The fact that student loan debt is a significant hardship for people and families all around the country is scarcely a secret. The third quarter of 2022 saw a total of $1.745 trillion in student loan debt in the United States, according to the Education Data Initiative. Federal student loans account for about 92.7% of all debt.
The same Education Data Initiative analysis estimates that the average individual debt balance, which takes into account both federal and private loans, will be around $40,780.
What would happen if the worst happened and the borrower passed away without paying off their college loan in full? It’s crucial to give this question some thought. Moreover, the response differs depending on the loan type in issue.
What happens to federal student debt when you die?
In the event of a borrower’s passing, the procedure for handling federal student debt is the simplest. Federal student loans are discharged, claims the U.S. Department of Education. Parent Plus loans are covered by this policy as well. A Parent Plus loan will be forgiven if the parent who took out the loan or the student who received it pass away.
There are other monetary repercussions of the debt cancellation, though.
According to Conor Mahlmann, a student loan counselor at Student Loan Planner and a certified student loan specialist, “the discharge is typically taxable.” “The taxes on the discharged loan would be the responsibility of the estate. It would fall under the category of unsecured debts that the estate must pay, along with all the other unsecured debts.
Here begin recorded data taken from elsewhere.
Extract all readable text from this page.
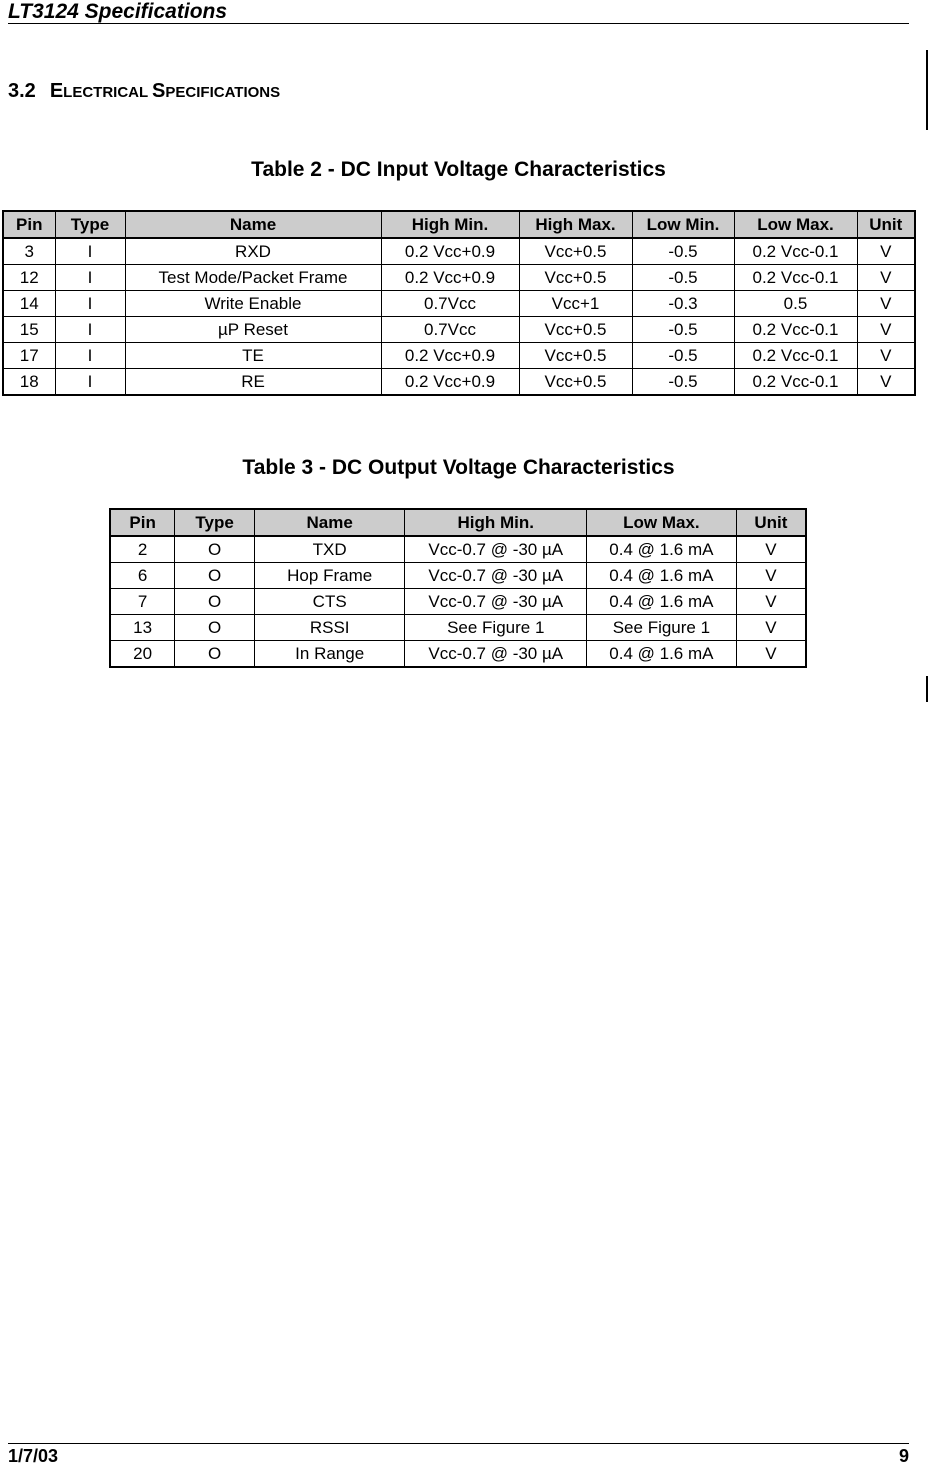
LT3124 Specifications
3.2 ELECTRICAL SPECIFICATIONS
Table 2 - DC Input Voltage Characteristics
Pin	Type	Name	High Min.	High Max.	Low Min.	Low Max.	Unit
3	I	RXD	0.2 Vcc+0.9	Vcc+0.5	-0.5	0.2 Vcc-0.1	V
12	I	Test Mode/Packet Frame	0.2 Vcc+0.9	Vcc+0.5	-0.5	0.2 Vcc-0.1	V
14	I	Write Enable	0.7Vcc	Vcc+1	-0.3	0.5	V
15	I	µP Reset	0.7Vcc	Vcc+0.5	-0.5	0.2 Vcc-0.1	V
17	I	TE	0.2 Vcc+0.9	Vcc+0.5	-0.5	0.2 Vcc-0.1	V
18	I	RE	0.2 Vcc+0.9	Vcc+0.5	-0.5	0.2 Vcc-0.1	V
Table 3 - DC Output Voltage Characteristics
Pin	Type	Name	High Min.	Low Max.	Unit
2	O	TXD	Vcc-0.7 @ -30 µA	0.4 @ 1.6 mA	V
6	O	Hop Frame	Vcc-0.7 @ -30 µA	0.4 @ 1.6 mA	V
7	O	CTS	Vcc-0.7 @ -30 µA	0.4 @ 1.6 mA	V
13	O	RSSI	See Figure 1	See Figure 1	V
20	O	In Range	Vcc-0.7 @ -30 µA	0.4 @ 1.6 mA	V
1/7/03	9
Nevertheless, for the time being, this death discharge tax obligation has been disregarded through 2025 as a result of the Tax Cuts and Jobs Act’s passage.
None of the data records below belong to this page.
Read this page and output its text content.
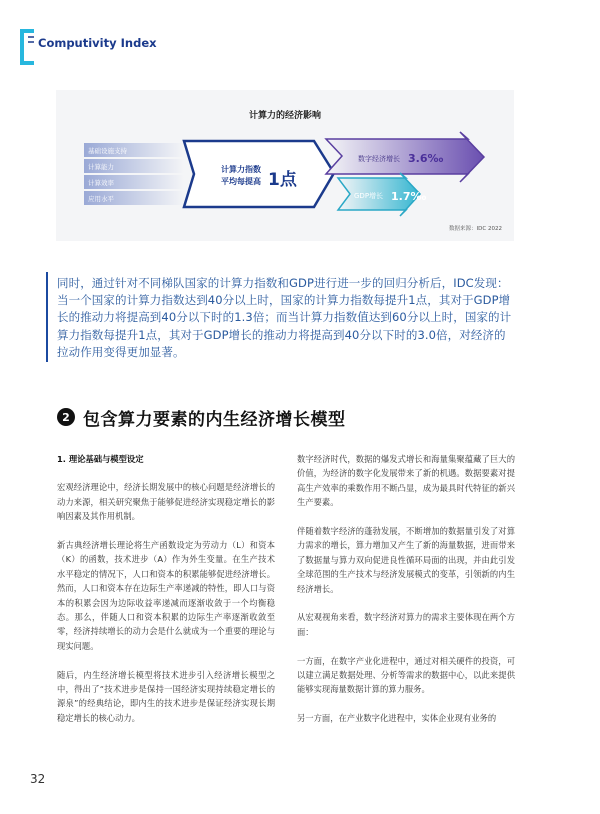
Computivity Index
基础设施支持
计算能力
计算效率
应用水平
计算力指数
平均每提高 1点
数字经济增长 3.6‰
GDP增长 1.7‰
计算力的经济影响
数据来源：IDC 2022
同时，通过针对不同梯队国家的计算力指数和GDP进行进一步的回归分析后，IDC发现：当一个国家的计算力指数达到40分以上时，国家的计算力指数每提升1点，其对于GDP增长的推动力将提高到40分以下时的1.3倍；而当计算力指数值达到60分以上时，国家的计算力指数每提升1点，其对于GDP增长的推动力将提高到40分以下时的3.0倍，对经济的拉动作用变得更加显著。
2 包含算力要素的内生经济增长模型

1. 理论基础与模型设定

宏观经济理论中，经济长期发展中的核心问题是经济增长的动力来源，相关研究聚焦于能够促进经济实现稳定增长的影响因素及其作用机制。

新古典经济增长理论将生产函数设定为劳动力（L）和资本（K）的函数，技术进步（A）作为外生变量。在生产技术水平稳定的情况下，人口和资本的积累能够促进经济增长。然而，人口和资本存在边际生产率递减的特性，即人口与资本的积累会因为边际收益率递减而逐渐收敛于一个均衡稳态。那么，伴随人口和资本积累的边际生产率逐渐收敛至零，经济持续增长的动力会是什么就成为一个重要的理论与现实问题。

随后，内生经济增长模型将技术进步引入经济增长模型之中，得出了“技术进步是保持一国经济实现持续稳定增长的源泉”的经典结论，即内生的技术进步是保证经济实现长期稳定增长的核心动力。

数字经济时代，数据的爆发式增长和海量集聚蕴藏了巨大的价值，为经济的数字化发展带来了新的机遇。数据要素对提高生产效率的乘数作用不断凸显，成为最具时代特征的新兴生产要素。

伴随着数字经济的蓬勃发展，不断增加的数据量引发了对算力需求的增长，算力增加又产生了新的海量数据，进而带来了数据量与算力双向促进良性循环局面的出现，并由此引发全球范围的生产技术与经济发展模式的变革，引领新的内生经济增长。

从宏观视角来看，数字经济对算力的需求主要体现在两个方面：

一方面，在数字产业化进程中，通过对相关硬件的投资，可以建立满足数据处理、分析等需求的数据中心，以此来提供能够实现海量数据计算的算力服务。

另一方面，在产业数字化进程中，实体企业现有业务的

32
What happens to private student loans when you die?
Even though the Education Data Initiative estimates that just 7.3% of student loan debt is related to private loans, it’s crucial to know how to handle this financial load if necessary. The remaining private student loans can be managed in a number of different ways when the borrower passes away.
By lender, private loans can differ. Some loans will be paid off following the borrower’s passing. Others charge the obligation to the estate of the deceased, according to Betsy Mayotte, the organization’s president and founder.
On their websites, certain lenders, like Sofi, make it extremely apparent that they will forgive the loan if the borrower passes away. Another lender that typically forgives student loan debt in the event of a borrower’s passing is Earnest.
However, Mahlmann notes that in this instance as well, taxes on the discharge would need to be paid and would be the responsibility of the decedent’s estate.
What happens to co-signed loans or a spouse’s loans?
The settlement is more complicated if a co-signer or spouse was involved with the private student loan debt. Once more, each lender has a different policy.
“In some circumstances, the co-signer is still liable if the primary borrower should pass away, but in other cases, it is forgiven,” adds Mayotte. “The terms of the Borrower’s particular Private Loan shall be set forth in the Borrower’s Promissory Note.”
When a borrower passes away and the deceased person’s estate is unable to pay the remaining sum, a co-signer may be held accountable for repayment.
According to Mahlmann, “a co-signer could be held responsible for making payments on the remaining balance” if the lender doesn’t include death discharge clauses and there is a balance that can’t be paid from the borrower’s estate. This is only accurate for personal loans obtained before November 20, 2018. Co-signers are then shielded from having to deal with the balance in the event of a borrower’s passing.
In the same situation, if the student loans were acquired during the marriage and the couple resides in a community property state, one spouse might also be compelled to make the payments. It’s also important to keep in mind that in some cases, a cosigner’s passing could result in the student loan going into default automatically. Even if you have always paid your loan obligations on time, this can still happen.
According to debt relief lawyer Leslie Tayne of Tayne Law Group, “this means that the full balance becomes due immediately.” Despite the fact that you are probably not legally compelled to do so—the promissory note would specify this—some banks check public death records for this reason.
Does my cosigner have to pay my student loan debt if I die?
If you have a cosigner, what happens to your student loan debt when you pass away? If you pass away, many private student loan servicers will make your cosigner liable for your debt; this is normally true of all private loans.
In fact, if you or the cosigner pass away, the cosigned loan payments may be expedited. If you don’t have the money to pay off the loan, this may make the debt due immediately to some lenders and result in a default.